Total, que como lugar donde se desarrolló el virus y pudo expandirse -como ocurre con su superpoblado vecino Estado de India-, sin embargo, los daños son imperceptibles. Ocultaron todo por la vía de la censura e implicaron a la OMS; pero más: montaron una campaña de desinformación acusando a USA de ser el causal y, ¡vaya contradicción!, es el país más afectado. Quizás es la lógica oportunista que ha dado pie a la producción masiva de vacunas y que le ha servido de contrapunto a las potencias occidentales que han sufrido los peores daños en el planeta.
China está limpia y su economía vigorosa por ello quiere cosmetizar su régimen como alternativa a las insolidarias democracias, especialmente USA que estimuló la producción de sus vacunas para inocular su numerosa población que además es la más productiva e innovadora del mundo.
La “locomotora económica y tecnológica del globo”, pero tiene 32 millones de ciudadanos contagiados y 580 mil muertos, por lo que sería comprensible, que trataría de aligerar sus daños primero que cumplir con las formalidades propias de la vecindad (también la tecnología de frio es de difícil cumplimiento).

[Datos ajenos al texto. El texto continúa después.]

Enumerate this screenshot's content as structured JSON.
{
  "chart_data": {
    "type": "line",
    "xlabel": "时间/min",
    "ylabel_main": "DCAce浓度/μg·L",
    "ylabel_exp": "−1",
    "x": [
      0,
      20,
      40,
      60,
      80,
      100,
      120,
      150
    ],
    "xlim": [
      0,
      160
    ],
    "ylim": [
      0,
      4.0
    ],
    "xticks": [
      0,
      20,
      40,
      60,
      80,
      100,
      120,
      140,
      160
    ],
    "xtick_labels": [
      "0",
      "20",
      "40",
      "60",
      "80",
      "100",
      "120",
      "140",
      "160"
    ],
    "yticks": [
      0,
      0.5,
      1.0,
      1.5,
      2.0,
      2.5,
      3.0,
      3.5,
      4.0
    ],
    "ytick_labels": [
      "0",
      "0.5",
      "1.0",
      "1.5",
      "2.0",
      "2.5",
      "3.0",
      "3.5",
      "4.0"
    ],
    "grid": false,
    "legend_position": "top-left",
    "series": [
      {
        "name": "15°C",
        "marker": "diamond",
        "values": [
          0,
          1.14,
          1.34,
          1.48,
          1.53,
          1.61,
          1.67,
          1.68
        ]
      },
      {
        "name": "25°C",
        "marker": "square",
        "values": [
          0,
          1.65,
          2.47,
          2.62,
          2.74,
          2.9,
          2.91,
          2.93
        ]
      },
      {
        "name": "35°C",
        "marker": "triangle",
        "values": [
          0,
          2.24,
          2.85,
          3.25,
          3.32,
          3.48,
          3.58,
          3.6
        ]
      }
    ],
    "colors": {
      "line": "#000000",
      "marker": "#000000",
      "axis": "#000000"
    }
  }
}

Algunos lo han visto como un sacrilegio, pero es bueno recordar el simbolismo de nuestras relaciones con Norteamérica (cientos de miles de dominicanos residentes, remesas, turismo, cuotas y precios preferenciales de azúcar, mercados, zonas francas), en fin, razones fundadamente válidas a la hora de cuestionar unas relaciones históricas y sólidamente estables. ¿Los aportes que haga China popular pueden borrar esta realidad?.